Les deux banquiers répondaient à Zhu Min, directeur adjoint du FMI, et Paul Singer, fondateur du hedge fund Elliott Management Corp., qui estiment au contraire que le secteur financier ainsi que certaines banques sont encore, cinq ans après Lehman Brothers,  trop grosses, trop endettées (“too leveraged”) et trop opaques. Et que pendant ce temps-là, des centaines de millions de personnes sont au chômage.

Jamie Dimon a alors à nouveau brandi des arguments déjà bien usés : c’est aux gouvernements de mettre au point une politique fiscale, monétaire et budgétaire favorable à la croissance et aux créations d’emplois.

Le plus inquiétant n’est pas tant la morgue des “panélistes” que le vide intersidéral qui entoure à Davos la réflexion sur la prévention de futures crises. Dans les 80 pages du programme du Forum économique mondial, l’auteur a repéré seulement deux panels consacrés aux risques systémiques posés par les établissements financiers.
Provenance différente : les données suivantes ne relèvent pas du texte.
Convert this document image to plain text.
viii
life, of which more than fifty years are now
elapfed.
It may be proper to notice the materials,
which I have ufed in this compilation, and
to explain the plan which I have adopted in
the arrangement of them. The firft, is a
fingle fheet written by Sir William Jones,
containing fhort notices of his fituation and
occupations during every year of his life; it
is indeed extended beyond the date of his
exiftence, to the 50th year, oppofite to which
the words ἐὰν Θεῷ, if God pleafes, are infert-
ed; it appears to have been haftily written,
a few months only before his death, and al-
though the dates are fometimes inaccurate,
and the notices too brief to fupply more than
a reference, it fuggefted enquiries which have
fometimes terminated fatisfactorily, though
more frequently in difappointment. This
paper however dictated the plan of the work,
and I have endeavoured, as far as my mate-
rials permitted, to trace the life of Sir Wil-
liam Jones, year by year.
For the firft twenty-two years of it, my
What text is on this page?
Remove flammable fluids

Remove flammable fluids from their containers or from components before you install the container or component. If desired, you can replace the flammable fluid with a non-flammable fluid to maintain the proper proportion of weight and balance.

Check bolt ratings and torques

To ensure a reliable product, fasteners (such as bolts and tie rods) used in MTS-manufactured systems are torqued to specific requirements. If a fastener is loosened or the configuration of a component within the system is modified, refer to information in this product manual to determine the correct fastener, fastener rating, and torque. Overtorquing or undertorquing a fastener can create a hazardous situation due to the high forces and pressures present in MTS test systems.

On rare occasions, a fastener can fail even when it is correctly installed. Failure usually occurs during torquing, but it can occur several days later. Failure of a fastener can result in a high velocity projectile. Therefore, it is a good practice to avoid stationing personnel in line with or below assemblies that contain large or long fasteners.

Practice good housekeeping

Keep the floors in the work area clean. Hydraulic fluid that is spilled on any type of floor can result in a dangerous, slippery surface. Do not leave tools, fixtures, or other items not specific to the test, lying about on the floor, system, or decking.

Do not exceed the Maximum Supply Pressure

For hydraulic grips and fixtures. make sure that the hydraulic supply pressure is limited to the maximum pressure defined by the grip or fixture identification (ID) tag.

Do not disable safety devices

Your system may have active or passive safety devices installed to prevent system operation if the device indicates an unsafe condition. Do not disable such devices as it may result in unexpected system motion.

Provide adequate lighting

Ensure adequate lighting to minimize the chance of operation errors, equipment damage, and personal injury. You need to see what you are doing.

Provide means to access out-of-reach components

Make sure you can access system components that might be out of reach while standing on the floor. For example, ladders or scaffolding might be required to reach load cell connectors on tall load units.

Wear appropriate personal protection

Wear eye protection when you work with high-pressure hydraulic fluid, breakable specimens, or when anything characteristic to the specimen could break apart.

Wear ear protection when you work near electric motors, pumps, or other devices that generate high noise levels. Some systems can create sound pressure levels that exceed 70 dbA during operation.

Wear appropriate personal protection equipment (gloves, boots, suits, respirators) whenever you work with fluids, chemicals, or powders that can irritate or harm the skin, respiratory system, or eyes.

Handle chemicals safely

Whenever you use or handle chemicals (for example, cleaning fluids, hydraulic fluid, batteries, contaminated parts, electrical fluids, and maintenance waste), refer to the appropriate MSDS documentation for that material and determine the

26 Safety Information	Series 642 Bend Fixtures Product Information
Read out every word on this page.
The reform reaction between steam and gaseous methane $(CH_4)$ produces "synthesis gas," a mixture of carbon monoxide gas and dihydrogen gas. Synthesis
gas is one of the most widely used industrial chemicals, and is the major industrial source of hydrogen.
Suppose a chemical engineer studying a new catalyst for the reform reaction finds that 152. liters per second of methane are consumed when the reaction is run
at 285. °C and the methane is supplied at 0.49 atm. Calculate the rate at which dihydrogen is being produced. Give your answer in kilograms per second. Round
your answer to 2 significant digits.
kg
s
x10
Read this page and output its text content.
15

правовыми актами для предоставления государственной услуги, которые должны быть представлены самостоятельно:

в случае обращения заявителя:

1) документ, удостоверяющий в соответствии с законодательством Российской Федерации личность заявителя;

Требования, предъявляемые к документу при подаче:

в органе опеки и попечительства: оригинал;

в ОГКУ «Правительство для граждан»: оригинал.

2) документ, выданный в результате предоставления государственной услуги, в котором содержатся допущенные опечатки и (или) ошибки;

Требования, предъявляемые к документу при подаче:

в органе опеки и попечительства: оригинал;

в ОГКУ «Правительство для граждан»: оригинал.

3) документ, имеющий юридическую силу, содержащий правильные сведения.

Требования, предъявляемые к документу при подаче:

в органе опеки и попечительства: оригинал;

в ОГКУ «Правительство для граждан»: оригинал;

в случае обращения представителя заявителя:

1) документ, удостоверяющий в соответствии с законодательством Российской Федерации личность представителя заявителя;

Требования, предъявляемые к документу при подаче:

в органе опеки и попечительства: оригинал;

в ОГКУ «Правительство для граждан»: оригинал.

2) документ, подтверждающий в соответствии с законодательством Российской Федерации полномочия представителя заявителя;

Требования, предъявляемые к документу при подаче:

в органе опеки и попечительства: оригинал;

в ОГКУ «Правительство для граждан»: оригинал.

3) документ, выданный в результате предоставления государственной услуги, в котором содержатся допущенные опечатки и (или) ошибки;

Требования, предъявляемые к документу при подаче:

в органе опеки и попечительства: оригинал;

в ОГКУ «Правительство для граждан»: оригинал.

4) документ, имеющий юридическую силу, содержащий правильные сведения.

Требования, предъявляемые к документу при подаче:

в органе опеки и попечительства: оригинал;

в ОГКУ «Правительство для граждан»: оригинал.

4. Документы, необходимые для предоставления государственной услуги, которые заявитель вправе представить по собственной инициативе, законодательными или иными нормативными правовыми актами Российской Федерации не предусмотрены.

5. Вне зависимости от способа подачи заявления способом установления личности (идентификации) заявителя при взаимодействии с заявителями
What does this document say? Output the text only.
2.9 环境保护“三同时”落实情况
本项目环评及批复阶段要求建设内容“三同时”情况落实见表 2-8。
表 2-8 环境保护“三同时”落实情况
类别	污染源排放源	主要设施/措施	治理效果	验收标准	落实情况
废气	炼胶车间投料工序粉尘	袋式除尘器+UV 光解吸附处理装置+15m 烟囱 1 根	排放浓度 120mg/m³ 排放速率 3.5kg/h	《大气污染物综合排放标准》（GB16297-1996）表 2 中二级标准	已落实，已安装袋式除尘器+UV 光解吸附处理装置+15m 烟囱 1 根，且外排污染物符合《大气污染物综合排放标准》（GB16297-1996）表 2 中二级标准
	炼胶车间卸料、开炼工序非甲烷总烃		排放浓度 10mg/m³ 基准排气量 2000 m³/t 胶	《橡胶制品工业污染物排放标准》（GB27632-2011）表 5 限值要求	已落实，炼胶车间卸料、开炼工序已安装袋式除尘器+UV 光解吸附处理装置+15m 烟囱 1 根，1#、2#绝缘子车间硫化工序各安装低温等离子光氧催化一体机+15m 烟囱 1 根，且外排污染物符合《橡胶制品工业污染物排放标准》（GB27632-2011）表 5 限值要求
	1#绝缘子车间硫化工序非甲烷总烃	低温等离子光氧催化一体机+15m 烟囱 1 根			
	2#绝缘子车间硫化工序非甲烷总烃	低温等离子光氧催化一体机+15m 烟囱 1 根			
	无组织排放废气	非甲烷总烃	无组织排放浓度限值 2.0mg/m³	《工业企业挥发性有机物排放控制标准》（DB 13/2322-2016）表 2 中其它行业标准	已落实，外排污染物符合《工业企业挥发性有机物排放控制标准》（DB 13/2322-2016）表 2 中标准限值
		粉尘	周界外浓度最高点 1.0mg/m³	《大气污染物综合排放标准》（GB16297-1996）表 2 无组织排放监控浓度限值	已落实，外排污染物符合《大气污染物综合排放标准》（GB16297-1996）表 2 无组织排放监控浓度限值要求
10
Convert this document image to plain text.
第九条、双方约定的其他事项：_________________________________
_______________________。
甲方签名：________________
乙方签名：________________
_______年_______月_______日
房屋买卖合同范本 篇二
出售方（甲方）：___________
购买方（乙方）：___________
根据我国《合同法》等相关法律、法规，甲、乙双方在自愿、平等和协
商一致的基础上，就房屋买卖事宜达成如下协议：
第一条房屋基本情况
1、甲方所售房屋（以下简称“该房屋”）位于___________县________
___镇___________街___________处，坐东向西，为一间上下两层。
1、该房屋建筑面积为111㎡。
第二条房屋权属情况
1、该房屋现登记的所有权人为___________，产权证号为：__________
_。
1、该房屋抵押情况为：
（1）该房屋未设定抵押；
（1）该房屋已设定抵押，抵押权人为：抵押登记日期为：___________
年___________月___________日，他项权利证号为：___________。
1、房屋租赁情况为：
Or si ces thèmes ne sont pas évoqués à Davos, où le seront-ils ?

Comme le souligne un article publié sous la bannière DealBook dans le New York Times, l’affaire de la “baleine de la Tamise”, rendue publique en 2012 et dans laquelle JPMorgan – justement – a perdu près de 6 milliards de dollars, a un goût de déjà-vu : “Vous pourriez changer les noms, mais cette histoire d’intérêt personnel, d’accident imprévu sur les marchés et de pertes massives ressemble à presque toutes les autres catastrophes financières de ces deux dernières décennies.” Comme disent les Anglo-Saxons, ”The more things change, the more they stay the same” (“Plus ça change, plus c’est la même chose”).

Avec un certain sens du timing, c’est le moment qu’ont choisi les producteurs de Frontline, l’émission de PBS, pour diffuser The Untouchables (“Les Intouchables”), documentaire au vitriol sur l’impunité dont ont bénéficié les responsables de la crise financière.

Comme fait exprès, c’est également jeudi que doit être annoncée par la Maison Blanche la nomination de Mary Jo White, procureure devenue avocate, spécialiste de la délinquance “en col blanc”, à la tête de la SEC, le gendarme boursier américain. Le signal envoyé à Wall Street est important, mais il arrive bien tard.